Sunday, January 15, 2012

Community Economic Independance Index

One can measure the capacity of any community to be independently wealthy, independently prosperous.

If you take where I live, Fox Valley, St Charles, Geneva, Batavia and remove components known to not be directly contributory to the economy of the marketplace, in other words these components live FROM the marketplace, produce no GDP, are simply money transfers, even if beneficial, you will discover quickly what the remainder is and that will be the Community Economic Independence Index.

Take all incomes from all individuals in the community, then, subtract those that are paid to people from Churches, Charitable Organizations, Government Salaries, Payments FROM government including Social Security, Welfare and any employee of agency funded by taxpayer dollars or charitable contributions.

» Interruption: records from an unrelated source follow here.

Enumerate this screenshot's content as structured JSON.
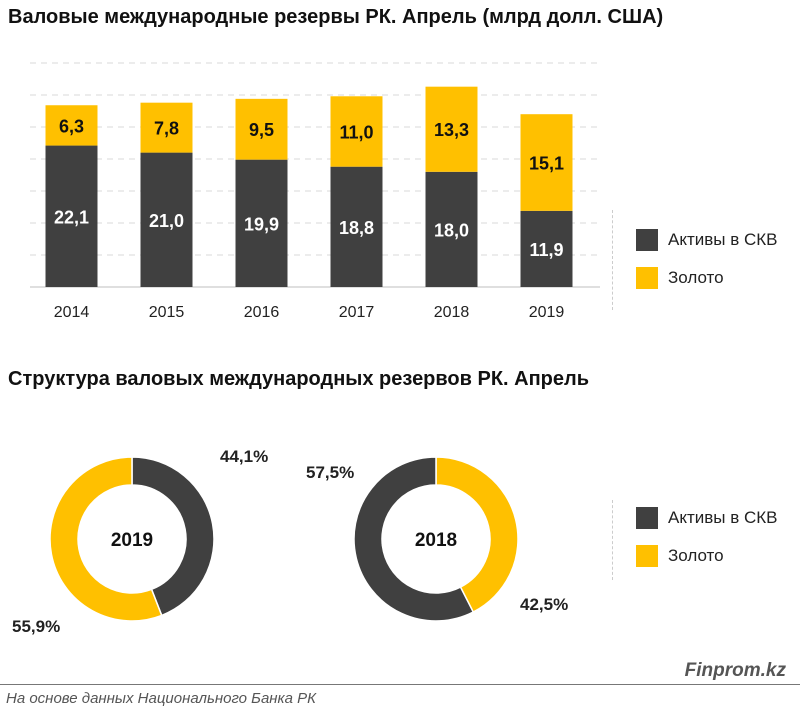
{
  "colors": {
    "dark": "#404040",
    "gold": "#ffc000"
  },
  "chart_data": [
    {
      "type": "bar",
      "stacked": true,
      "title": "Валовые международные резервы РК. Апрель (млрд долл. США)",
      "categories": [
        "2014",
        "2015",
        "2016",
        "2017",
        "2018",
        "2019"
      ],
      "series": [
        {
          "name": "Активы в СКВ",
          "values": [
            22.1,
            21.0,
            19.9,
            18.8,
            18.0,
            11.9
          ],
          "labels": [
            "22,1",
            "21,0",
            "19,9",
            "18,8",
            "18,0",
            "11,9"
          ]
        },
        {
          "name": "Золото",
          "values": [
            6.3,
            7.8,
            9.5,
            11.0,
            13.3,
            15.1
          ],
          "labels": [
            "6,3",
            "7,8",
            "9,5",
            "11,0",
            "13,3",
            "15,1"
          ]
        }
      ],
      "ylim": [
        0,
        35
      ],
      "legend": "right"
    },
    {
      "type": "pie",
      "donut": true,
      "title": "Структура валовых международных резервов РК. Апрель",
      "charts": [
        {
          "name": "2019",
          "slices": [
            {
              "name": "Активы в СКВ",
              "value": 44.1,
              "label": "44,1%"
            },
            {
              "name": "Золото",
              "value": 55.9,
              "label": "55,9%"
            }
          ]
        },
        {
          "name": "2018",
          "slices": [
            {
              "name": "Активы в СКВ",
              "value": 57.5,
              "label": "57,5%"
            },
            {
              "name": "Золото",
              "value": 42.5,
              "label": "42,5%"
            }
          ]
        }
      ],
      "legend": "right"
    }
  ],
  "legend": {
    "items": [
      "Активы в СКВ",
      "Золото"
    ]
  },
  "brand": "Finprom.kz",
  "source": "На основе данных  Национального  Банка РК"
}
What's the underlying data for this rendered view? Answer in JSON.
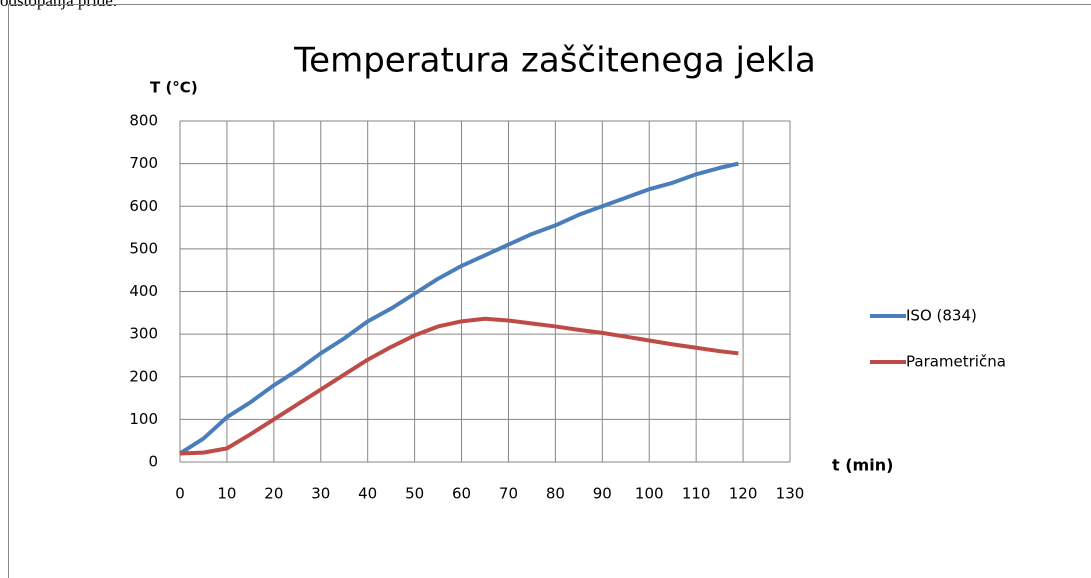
{
  "document_text": "odstopanja pride.",
  "chart_data": {
    "type": "line",
    "title": "Temperatura zaščitenega jekla",
    "y_label": "T (°C)",
    "x_label": "t (min)",
    "x": [
      0,
      5,
      10,
      15,
      20,
      25,
      30,
      35,
      40,
      45,
      50,
      55,
      60,
      65,
      70,
      75,
      80,
      85,
      90,
      95,
      100,
      105,
      110,
      115,
      119
    ],
    "series": [
      {
        "name": "ISO (834)",
        "color": "#4a7ebb",
        "values": [
          20,
          55,
          105,
          140,
          180,
          215,
          255,
          290,
          330,
          360,
          395,
          430,
          460,
          485,
          510,
          535,
          555,
          580,
          600,
          620,
          640,
          655,
          675,
          690,
          700
        ]
      },
      {
        "name": "Parametrična",
        "color": "#be4b48",
        "values": [
          20,
          22,
          32,
          65,
          100,
          135,
          170,
          205,
          240,
          270,
          297,
          318,
          330,
          336,
          332,
          325,
          318,
          310,
          303,
          294,
          285,
          276,
          268,
          260,
          255
        ]
      }
    ],
    "xlim": [
      0,
      130
    ],
    "xticks": [
      0,
      10,
      20,
      30,
      40,
      50,
      60,
      70,
      80,
      90,
      100,
      110,
      120,
      130
    ],
    "ylim": [
      0,
      800
    ],
    "yticks": [
      0,
      100,
      200,
      300,
      400,
      500,
      600,
      700,
      800
    ],
    "grid": true,
    "legend": "right"
  }
}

That will leave business owners, people who work for them in business, agriculture (exclusive of payments made to farmers) and all others who by the work the do earn income for products or services rendered.

Nothing else counts. Sorry.

The net of that calculation, even informally, will give you good reason to understand why and how some communities seem to prosper and some seem to founder.

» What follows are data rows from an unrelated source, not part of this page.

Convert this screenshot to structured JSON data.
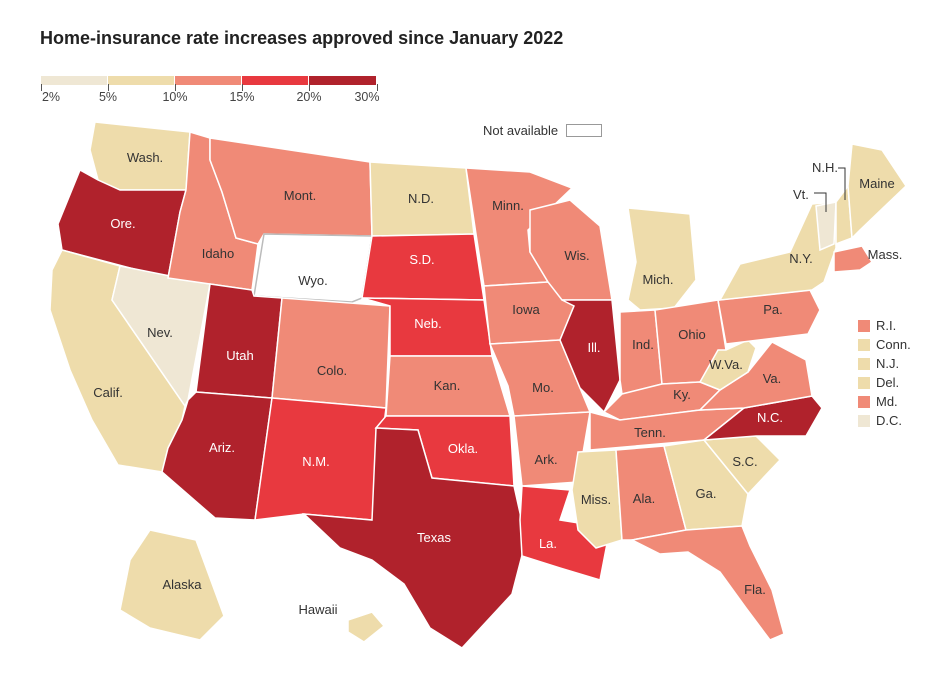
{
  "title": "Home-insurance rate increases approved since January 2022",
  "legend": {
    "ticks": [
      "2%",
      "5%",
      "10%",
      "15%",
      "20%",
      "30%"
    ],
    "bins": [
      {
        "color": "#efe7d4"
      },
      {
        "color": "#eedcab"
      },
      {
        "color": "#f08a77"
      },
      {
        "color": "#e8393f"
      },
      {
        "color": "#b0222c"
      }
    ],
    "not_available": "Not available"
  },
  "colors": {
    "na": "#ffffff",
    "b1": "#efe7d4",
    "b2": "#eedcab",
    "b3": "#f08a77",
    "b4": "#e8393f",
    "b5": "#b0222c"
  },
  "states": [
    {
      "id": "WA",
      "label": "Wash.",
      "bin": 2
    },
    {
      "id": "OR",
      "label": "Ore.",
      "bin": 5
    },
    {
      "id": "CA",
      "label": "Calif.",
      "bin": 2
    },
    {
      "id": "NV",
      "label": "Nev.",
      "bin": 1
    },
    {
      "id": "ID",
      "label": "Idaho",
      "bin": 3
    },
    {
      "id": "MT",
      "label": "Mont.",
      "bin": 3
    },
    {
      "id": "WY",
      "label": "Wyo.",
      "bin": 0
    },
    {
      "id": "UT",
      "label": "Utah",
      "bin": 5
    },
    {
      "id": "AZ",
      "label": "Ariz.",
      "bin": 5
    },
    {
      "id": "CO",
      "label": "Colo.",
      "bin": 3
    },
    {
      "id": "NM",
      "label": "N.M.",
      "bin": 4
    },
    {
      "id": "ND",
      "label": "N.D.",
      "bin": 2
    },
    {
      "id": "SD",
      "label": "S.D.",
      "bin": 4
    },
    {
      "id": "NE",
      "label": "Neb.",
      "bin": 4
    },
    {
      "id": "KS",
      "label": "Kan.",
      "bin": 3
    },
    {
      "id": "OK",
      "label": "Okla.",
      "bin": 4
    },
    {
      "id": "TX",
      "label": "Texas",
      "bin": 5
    },
    {
      "id": "MN",
      "label": "Minn.",
      "bin": 3
    },
    {
      "id": "IA",
      "label": "Iowa",
      "bin": 3
    },
    {
      "id": "MO",
      "label": "Mo.",
      "bin": 3
    },
    {
      "id": "AR",
      "label": "Ark.",
      "bin": 3
    },
    {
      "id": "LA",
      "label": "La.",
      "bin": 4
    },
    {
      "id": "WI",
      "label": "Wis.",
      "bin": 3
    },
    {
      "id": "IL",
      "label": "Ill.",
      "bin": 5
    },
    {
      "id": "MI",
      "label": "Mich.",
      "bin": 2
    },
    {
      "id": "IN",
      "label": "Ind.",
      "bin": 3
    },
    {
      "id": "OH",
      "label": "Ohio",
      "bin": 3
    },
    {
      "id": "KY",
      "label": "Ky.",
      "bin": 3
    },
    {
      "id": "TN",
      "label": "Tenn.",
      "bin": 3
    },
    {
      "id": "MS",
      "label": "Miss.",
      "bin": 2
    },
    {
      "id": "AL",
      "label": "Ala.",
      "bin": 3
    },
    {
      "id": "GA",
      "label": "Ga.",
      "bin": 2
    },
    {
      "id": "FL",
      "label": "Fla.",
      "bin": 3
    },
    {
      "id": "SC",
      "label": "S.C.",
      "bin": 2
    },
    {
      "id": "NC",
      "label": "N.C.",
      "bin": 5
    },
    {
      "id": "VA",
      "label": "Va.",
      "bin": 3
    },
    {
      "id": "WV",
      "label": "W.Va.",
      "bin": 2
    },
    {
      "id": "PA",
      "label": "Pa.",
      "bin": 3
    },
    {
      "id": "NY",
      "label": "N.Y.",
      "bin": 2
    },
    {
      "id": "VT",
      "label": "Vt.",
      "bin": 1
    },
    {
      "id": "NH",
      "label": "N.H.",
      "bin": 2
    },
    {
      "id": "ME",
      "label": "Maine",
      "bin": 2
    },
    {
      "id": "MA",
      "label": "Mass.",
      "bin": 3
    },
    {
      "id": "AK",
      "label": "Alaska",
      "bin": 2
    },
    {
      "id": "HI",
      "label": "Hawaii",
      "bin": 2
    }
  ],
  "small_states": [
    {
      "id": "RI",
      "label": "R.I.",
      "bin": 3
    },
    {
      "id": "CT",
      "label": "Conn.",
      "bin": 2
    },
    {
      "id": "NJ",
      "label": "N.J.",
      "bin": 2
    },
    {
      "id": "DE",
      "label": "Del.",
      "bin": 2
    },
    {
      "id": "MD",
      "label": "Md.",
      "bin": 3
    },
    {
      "id": "DC",
      "label": "D.C.",
      "bin": 1
    }
  ]
}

If you take adjacent cities of Elgin or Aurora in the Fox Valley, you quickly see the difference. Same geography, same river runs thru, but the net result is very different.

I know this isn't a popular viewpoint, but we must see the truth. Working in a charity, being in the ministry or working in government shouldn't be a way to be enriched. If you do, you are not serving for serving sake and you are NOT contributing to the economy. What y0u do may be valuable, but it doesn't foster economic independence.